Prater wouldn’t rule out running for another office in the future, perhaps the seat to be vacated by state Sen. John Paul Capps in 2010.
Rep. Jeff Wood, D-Sherwood, said he would miss the people and the process, but would get to spend more time with his family.
“I enjoyed working the bills through the legislature and making a difference in lives of my constitutents.”
Wood said he believed that term limits weakens the legislative body while strengthening the judicial and executive branches and the lobbyists.
He said he would consider running for the state Senate after Mary Ann Salmon is term limited, depending on redistricting and other variables.
“We’ll wait and see,” he said. Wood, a lawyer in the National Guard’s JAG corps, frequently sponsored legislation helpful to Arkansas soldiers.
“I really enjoyed getting the income-tax exemption raised from $6,000 to $10,000 for enlisted men and officers,” he said. “I like working more behind the scenes to get the bill passed.”
He sponsored the Military Protection Act, passed in 2005. He said when the new law passed by Congress takes effect on October 1, payday lenders will have to limit loans to military and their families to 36 percent.
Ironically, he said, his law was used as an excuse in the past to continue making high interest loans—several hundred percent in interest—to the military, so as to not discriminate against the military.
“I’m going to miss serving with Will (Bond) and Sandra (Prater),” he said. “I think we built a real strong relationship working together.”
“This was a quiet session for me,” Rep. Schulte said. “I was excited to see the energy bill that Lindsley Smith (D-Fayetteville) passed.”
She said it should provide an incentive to chicken farmers to capture and burn the naturally occurring methane gas in used chicken litter to generate electricity for their own use and to sell back to power companies on the electric grid.
“I think over my three terms I’ve seen a progressively conservative legislature,” said Schulte, the area’s only Republican representative.
“It’s been gratifying to see more pro-life bills have passed and that we were able to reduce taxes this time and to take care of some of the gaps we had in services with the surplus.”

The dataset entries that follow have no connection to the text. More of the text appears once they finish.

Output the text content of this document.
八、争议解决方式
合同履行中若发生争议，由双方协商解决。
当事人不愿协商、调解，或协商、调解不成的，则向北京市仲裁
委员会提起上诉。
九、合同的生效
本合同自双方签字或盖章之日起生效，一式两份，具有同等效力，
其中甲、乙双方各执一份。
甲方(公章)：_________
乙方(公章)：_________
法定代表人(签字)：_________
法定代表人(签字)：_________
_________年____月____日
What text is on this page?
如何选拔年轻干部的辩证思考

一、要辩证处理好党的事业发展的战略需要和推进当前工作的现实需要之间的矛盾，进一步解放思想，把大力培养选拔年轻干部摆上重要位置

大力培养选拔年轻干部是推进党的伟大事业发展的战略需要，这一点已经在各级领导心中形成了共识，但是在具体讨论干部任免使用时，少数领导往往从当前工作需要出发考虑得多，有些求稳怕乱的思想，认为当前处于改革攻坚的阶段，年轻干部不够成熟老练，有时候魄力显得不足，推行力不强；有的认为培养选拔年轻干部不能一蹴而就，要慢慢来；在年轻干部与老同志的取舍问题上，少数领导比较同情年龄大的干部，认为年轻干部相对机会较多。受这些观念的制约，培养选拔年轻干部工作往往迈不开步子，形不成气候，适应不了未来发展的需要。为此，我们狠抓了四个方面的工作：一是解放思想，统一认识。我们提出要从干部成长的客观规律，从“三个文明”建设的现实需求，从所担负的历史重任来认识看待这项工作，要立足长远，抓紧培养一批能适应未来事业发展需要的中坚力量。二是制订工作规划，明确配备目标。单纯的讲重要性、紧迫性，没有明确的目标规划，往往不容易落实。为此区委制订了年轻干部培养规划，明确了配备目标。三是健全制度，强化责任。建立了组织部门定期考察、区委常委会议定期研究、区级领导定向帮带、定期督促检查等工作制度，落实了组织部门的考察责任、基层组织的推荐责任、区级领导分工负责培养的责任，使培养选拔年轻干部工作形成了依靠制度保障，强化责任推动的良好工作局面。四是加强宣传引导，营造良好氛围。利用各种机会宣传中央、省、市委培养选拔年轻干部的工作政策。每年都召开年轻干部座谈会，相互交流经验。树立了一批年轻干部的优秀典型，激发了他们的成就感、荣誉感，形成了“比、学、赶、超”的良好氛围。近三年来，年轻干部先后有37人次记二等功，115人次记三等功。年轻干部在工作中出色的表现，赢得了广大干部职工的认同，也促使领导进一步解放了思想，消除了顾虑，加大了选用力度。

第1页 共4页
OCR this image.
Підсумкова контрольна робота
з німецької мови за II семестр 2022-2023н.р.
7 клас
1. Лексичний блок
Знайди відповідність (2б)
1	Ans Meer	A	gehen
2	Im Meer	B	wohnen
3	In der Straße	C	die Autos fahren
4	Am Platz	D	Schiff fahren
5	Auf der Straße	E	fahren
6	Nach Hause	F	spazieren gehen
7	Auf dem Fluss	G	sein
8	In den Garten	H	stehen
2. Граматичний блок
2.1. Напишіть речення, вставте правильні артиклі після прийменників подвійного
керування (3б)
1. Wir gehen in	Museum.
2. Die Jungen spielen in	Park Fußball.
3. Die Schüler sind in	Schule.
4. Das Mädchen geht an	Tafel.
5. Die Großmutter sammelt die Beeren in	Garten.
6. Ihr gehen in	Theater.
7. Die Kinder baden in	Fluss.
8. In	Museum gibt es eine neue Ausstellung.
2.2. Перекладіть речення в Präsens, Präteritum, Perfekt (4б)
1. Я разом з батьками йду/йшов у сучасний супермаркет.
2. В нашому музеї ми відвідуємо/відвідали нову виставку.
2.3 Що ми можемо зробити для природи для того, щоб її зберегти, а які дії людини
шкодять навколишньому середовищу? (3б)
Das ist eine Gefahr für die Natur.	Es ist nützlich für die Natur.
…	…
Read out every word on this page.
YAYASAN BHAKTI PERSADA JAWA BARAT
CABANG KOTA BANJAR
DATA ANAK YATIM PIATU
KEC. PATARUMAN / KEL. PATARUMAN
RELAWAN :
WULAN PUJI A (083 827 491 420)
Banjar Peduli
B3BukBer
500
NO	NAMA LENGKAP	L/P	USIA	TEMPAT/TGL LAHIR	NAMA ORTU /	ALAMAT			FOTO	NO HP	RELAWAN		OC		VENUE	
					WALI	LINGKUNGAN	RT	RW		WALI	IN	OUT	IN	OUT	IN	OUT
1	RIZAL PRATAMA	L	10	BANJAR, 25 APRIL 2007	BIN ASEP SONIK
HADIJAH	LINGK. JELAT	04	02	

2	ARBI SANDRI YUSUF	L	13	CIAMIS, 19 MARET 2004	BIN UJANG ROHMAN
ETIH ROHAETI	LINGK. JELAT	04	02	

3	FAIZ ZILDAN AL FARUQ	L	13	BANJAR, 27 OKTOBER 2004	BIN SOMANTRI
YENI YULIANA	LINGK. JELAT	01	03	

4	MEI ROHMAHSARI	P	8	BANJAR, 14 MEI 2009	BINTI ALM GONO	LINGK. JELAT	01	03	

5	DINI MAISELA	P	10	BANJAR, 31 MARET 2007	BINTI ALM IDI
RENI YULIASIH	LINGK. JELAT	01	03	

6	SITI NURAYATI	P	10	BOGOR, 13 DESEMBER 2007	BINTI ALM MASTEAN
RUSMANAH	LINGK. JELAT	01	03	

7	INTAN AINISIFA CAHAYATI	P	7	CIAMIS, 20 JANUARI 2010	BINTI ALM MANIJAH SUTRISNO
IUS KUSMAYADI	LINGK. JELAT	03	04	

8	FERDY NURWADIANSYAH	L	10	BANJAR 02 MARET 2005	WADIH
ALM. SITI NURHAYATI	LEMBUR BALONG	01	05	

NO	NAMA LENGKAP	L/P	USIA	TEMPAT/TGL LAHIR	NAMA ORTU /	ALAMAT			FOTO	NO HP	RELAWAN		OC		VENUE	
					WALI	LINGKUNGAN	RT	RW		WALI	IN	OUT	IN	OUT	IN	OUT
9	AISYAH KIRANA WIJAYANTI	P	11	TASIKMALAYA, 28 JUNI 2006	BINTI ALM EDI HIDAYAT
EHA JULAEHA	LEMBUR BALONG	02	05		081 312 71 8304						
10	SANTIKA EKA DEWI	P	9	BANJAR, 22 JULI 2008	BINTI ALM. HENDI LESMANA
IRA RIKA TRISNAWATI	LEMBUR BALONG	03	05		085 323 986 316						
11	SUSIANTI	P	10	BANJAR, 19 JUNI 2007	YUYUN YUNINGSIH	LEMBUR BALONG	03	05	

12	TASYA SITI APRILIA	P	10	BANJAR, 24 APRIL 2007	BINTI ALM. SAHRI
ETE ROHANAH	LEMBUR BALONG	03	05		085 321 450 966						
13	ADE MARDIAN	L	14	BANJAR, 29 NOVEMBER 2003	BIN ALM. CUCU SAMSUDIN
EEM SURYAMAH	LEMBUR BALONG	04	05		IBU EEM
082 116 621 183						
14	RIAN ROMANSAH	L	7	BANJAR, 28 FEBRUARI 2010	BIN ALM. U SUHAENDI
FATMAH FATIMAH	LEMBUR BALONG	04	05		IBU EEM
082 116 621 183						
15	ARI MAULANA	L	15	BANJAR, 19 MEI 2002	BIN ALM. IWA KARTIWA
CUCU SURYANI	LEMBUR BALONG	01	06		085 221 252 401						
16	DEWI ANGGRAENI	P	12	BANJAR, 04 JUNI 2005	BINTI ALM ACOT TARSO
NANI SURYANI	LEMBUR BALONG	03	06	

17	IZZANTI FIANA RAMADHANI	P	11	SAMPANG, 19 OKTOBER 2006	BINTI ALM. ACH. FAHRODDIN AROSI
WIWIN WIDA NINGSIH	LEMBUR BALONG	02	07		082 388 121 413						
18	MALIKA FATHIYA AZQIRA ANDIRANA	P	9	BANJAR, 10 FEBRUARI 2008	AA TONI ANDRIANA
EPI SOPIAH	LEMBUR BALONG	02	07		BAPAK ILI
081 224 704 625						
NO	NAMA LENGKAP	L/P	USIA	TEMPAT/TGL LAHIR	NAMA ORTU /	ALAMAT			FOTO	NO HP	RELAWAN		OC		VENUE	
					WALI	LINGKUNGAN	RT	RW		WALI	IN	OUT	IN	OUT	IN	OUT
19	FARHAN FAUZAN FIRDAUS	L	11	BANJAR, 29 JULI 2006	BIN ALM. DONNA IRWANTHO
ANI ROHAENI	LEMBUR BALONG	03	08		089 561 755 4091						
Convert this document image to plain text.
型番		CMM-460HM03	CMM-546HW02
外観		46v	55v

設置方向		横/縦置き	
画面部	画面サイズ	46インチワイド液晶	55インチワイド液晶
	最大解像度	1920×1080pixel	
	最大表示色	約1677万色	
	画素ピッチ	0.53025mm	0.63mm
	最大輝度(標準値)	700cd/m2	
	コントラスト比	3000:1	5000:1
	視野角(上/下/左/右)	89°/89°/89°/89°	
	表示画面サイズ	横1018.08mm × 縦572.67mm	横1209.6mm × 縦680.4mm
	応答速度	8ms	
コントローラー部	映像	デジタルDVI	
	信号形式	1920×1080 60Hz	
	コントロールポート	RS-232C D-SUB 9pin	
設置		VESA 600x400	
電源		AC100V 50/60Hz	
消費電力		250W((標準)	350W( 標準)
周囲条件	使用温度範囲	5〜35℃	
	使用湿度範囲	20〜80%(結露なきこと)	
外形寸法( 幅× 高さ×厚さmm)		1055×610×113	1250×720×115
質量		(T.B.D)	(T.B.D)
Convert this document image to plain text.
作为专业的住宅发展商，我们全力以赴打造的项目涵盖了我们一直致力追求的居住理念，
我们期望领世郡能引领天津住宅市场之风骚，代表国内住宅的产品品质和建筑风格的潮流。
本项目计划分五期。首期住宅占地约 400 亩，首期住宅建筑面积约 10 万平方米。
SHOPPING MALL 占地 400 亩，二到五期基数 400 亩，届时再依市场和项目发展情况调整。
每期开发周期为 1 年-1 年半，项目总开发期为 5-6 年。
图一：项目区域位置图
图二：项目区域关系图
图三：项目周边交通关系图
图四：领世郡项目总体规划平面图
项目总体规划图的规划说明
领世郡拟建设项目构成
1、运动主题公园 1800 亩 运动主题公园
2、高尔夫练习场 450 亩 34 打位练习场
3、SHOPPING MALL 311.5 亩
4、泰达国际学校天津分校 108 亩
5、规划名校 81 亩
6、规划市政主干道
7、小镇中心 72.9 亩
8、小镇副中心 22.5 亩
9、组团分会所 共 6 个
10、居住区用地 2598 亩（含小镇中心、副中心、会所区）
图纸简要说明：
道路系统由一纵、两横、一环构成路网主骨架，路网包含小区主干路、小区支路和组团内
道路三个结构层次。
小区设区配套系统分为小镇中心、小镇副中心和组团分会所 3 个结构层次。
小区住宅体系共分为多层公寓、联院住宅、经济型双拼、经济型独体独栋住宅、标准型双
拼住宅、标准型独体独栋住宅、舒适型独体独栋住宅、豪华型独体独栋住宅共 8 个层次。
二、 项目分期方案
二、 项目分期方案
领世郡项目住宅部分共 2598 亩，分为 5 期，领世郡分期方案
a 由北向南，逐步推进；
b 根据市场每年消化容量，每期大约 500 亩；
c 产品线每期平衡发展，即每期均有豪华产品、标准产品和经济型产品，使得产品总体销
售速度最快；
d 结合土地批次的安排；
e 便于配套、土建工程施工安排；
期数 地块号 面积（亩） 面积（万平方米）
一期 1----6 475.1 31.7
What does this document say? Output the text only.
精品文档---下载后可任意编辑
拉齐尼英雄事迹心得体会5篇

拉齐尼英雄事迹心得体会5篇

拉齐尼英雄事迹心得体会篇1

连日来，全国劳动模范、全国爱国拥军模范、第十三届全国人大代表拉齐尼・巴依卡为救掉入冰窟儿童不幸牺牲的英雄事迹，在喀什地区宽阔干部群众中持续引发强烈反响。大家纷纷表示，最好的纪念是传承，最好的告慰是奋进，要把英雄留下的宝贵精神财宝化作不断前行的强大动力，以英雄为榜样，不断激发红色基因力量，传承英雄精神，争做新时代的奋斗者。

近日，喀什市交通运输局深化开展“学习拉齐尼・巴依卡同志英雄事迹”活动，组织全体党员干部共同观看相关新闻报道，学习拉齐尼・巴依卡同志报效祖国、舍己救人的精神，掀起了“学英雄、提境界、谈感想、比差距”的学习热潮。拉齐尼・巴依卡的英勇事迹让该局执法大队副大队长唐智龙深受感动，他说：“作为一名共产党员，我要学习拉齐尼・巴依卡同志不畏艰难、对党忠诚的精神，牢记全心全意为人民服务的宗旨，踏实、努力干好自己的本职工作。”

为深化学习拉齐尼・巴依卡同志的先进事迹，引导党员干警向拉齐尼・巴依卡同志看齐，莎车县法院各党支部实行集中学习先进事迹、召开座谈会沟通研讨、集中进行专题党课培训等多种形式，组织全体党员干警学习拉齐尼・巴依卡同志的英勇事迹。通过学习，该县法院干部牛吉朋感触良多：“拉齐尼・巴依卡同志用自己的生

She said it was difficult for a small business owner like her to juggle the responsibilities of work and duty during the sessions, but, “I feel very lucky to have been able to do this—to see how government works.”
She said a beneficial aspect of term limits is that regular folks come in and “have a hand protecting the government and changing it to be what they think it ought to be.”
She thinks the terms should be extended however.
“We come in with so little knowledge and don’t have any kind of (institutional) memory.”
She said she’d be in favor of a constitutional amendment that would require the General Assembly to meet annually, dealing with the budget the first year of the biennium and other matters in the second.
“Whenever we enacted term limits, we didn’t understand the unintended consequences,” she said.
Rep. Evans, who served about six years as Lonoke mayor before his election as state representative, says he favors term limits, but the current limits are too short.
He said the highlight of his terms in office was “getting the schools situated.”
“We should be through with Lakeview now,” referring to the landmark school-funding case. He said he also was proud that legislators greatly reduced the tax on groceries.
He said he also was proud of “some of the stuff I voted against,” but he didn’t elaborate.
“This has been a very rewarding, humbling experience,” he added.